A new decision out of the Middle District of Florida may signal further erosion of the FTC’s authority to seek monetary relief as it sets forth a heightened standard of proof the FTC must satisfy to support its disgorgement calculation. In FTC v. Vylah Tech LLC, the court found Vylah Tech, a small tech company, liable for disseminating false and misleading information regarding its computers. However, the court completely shut down the FTC’s demand for disgorgement of $3,400,000 in Vylah Tech’s purported revenues, awarding the FTC a whopping $0.

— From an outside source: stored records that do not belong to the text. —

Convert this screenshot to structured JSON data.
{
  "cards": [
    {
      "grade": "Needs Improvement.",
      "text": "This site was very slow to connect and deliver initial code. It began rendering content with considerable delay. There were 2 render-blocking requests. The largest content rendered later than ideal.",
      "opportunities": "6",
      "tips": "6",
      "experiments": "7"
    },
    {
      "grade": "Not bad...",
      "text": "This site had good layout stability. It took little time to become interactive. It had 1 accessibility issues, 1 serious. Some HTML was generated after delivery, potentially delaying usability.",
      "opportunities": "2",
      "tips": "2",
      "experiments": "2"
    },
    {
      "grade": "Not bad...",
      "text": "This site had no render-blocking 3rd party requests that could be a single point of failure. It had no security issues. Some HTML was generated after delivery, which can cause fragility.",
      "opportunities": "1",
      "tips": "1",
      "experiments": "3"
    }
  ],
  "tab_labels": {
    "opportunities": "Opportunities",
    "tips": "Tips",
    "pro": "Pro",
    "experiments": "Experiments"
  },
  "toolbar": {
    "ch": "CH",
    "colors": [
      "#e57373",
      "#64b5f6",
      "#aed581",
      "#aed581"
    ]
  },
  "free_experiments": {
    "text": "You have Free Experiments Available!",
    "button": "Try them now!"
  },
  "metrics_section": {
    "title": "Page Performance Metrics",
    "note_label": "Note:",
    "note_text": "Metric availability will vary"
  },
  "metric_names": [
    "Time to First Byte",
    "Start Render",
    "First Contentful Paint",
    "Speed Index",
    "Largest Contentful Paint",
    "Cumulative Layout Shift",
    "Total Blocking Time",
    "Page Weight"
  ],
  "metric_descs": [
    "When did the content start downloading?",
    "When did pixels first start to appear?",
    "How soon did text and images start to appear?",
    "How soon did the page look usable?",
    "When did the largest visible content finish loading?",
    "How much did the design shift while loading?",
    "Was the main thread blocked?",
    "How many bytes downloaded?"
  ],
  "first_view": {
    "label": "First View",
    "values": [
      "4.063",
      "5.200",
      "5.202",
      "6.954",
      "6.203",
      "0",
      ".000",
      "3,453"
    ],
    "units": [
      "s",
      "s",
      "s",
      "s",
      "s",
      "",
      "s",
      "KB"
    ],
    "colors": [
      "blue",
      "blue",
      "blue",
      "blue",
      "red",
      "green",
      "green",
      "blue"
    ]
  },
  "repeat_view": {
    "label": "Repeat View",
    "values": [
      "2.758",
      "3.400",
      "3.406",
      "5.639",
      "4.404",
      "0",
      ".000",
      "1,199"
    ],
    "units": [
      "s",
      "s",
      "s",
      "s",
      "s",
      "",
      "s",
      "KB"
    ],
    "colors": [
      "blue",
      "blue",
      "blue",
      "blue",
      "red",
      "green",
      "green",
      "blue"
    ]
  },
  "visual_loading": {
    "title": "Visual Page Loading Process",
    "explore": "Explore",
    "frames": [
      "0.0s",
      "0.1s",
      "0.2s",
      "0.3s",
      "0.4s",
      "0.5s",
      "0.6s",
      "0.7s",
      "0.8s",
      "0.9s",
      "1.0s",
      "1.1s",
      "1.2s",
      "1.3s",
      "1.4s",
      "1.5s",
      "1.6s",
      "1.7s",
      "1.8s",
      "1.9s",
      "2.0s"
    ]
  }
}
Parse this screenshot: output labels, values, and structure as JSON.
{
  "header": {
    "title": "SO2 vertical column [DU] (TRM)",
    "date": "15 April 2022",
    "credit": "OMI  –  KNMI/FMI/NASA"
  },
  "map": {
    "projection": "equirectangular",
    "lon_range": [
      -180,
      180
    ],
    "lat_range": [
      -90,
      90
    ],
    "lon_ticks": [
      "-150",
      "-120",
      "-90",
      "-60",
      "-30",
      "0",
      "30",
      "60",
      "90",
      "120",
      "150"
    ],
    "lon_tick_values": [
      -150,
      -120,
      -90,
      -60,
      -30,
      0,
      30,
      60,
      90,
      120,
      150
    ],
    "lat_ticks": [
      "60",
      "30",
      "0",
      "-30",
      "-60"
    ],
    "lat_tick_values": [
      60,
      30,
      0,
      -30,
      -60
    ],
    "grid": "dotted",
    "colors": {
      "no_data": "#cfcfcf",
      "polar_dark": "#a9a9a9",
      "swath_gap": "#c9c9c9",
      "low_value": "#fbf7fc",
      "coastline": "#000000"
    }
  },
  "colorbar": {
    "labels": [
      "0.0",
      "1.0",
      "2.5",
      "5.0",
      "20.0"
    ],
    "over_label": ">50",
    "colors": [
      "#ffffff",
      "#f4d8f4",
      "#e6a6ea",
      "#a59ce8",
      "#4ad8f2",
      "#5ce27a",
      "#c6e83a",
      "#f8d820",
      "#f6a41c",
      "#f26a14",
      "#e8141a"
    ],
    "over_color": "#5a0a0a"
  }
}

In a scathing opinion, the court admonished the FTC’s disgorgement calculation, stating that under the FTC’s current practices, “the disgorgement total is [obviously] a moving target.” First, the court found that the FTC’s calculation—based solely on bank records—was unreasonable. Specifically, the bank records were not specific enough to establish that the requested disgorgement figure “reasonably approximate[d]” the defendant’s unjust gains, as the records did not allow for identification of actual consumer transactions.

The court also took issue with the FTC’s failure to use all available records to determine the total disgorgement figure and to conduct adequate due diligence in collecting all pertinent financial documents. Indeed, the court noted that the FTC’s lack of diligence was particularly questionable, given the fact that Vylah Tech kept specific records of each consumer transaction and made those records available to the FTC. The FTC simply chose not to provide those records to its forensic accountant, undermining its disgorgement calculation.

Perhaps one of the most interesting parts of the court’s ruling was with respect to a non-party. Tech Logic, a company that worked with Vylah Tech, was not named in the complaint, but the FTC still sought to obtain injunctive relief against Tech Logic and disgorgement of its funds earned as part of a common enterprise with Vylah Tech. The court, however, was unwilling to award injunctive relief against a non-party or to include third-party funds in the disgorgement calculation, citing jurisdictional concerns. The court went so far as to conclude that including these non-party funds in the disgorgement calculation was only further indication that the FTC’s disgorgement calculation was unreasonable.

Given the FTC’s failure to consider all information available to it, the improper inclusion of third-party funds, and the lack of precision in its disgorgement calculation, the court ultimately denied the FTC any disgorgement.

This ruling represents a cautionary tale for the FTC that it must “show the receipts” when seeking monetary relief. As the attack on the FTC’s authority to seek monetary relief rages on, it will be interesting to see if other courts follow the Vylah Tech court’s lead.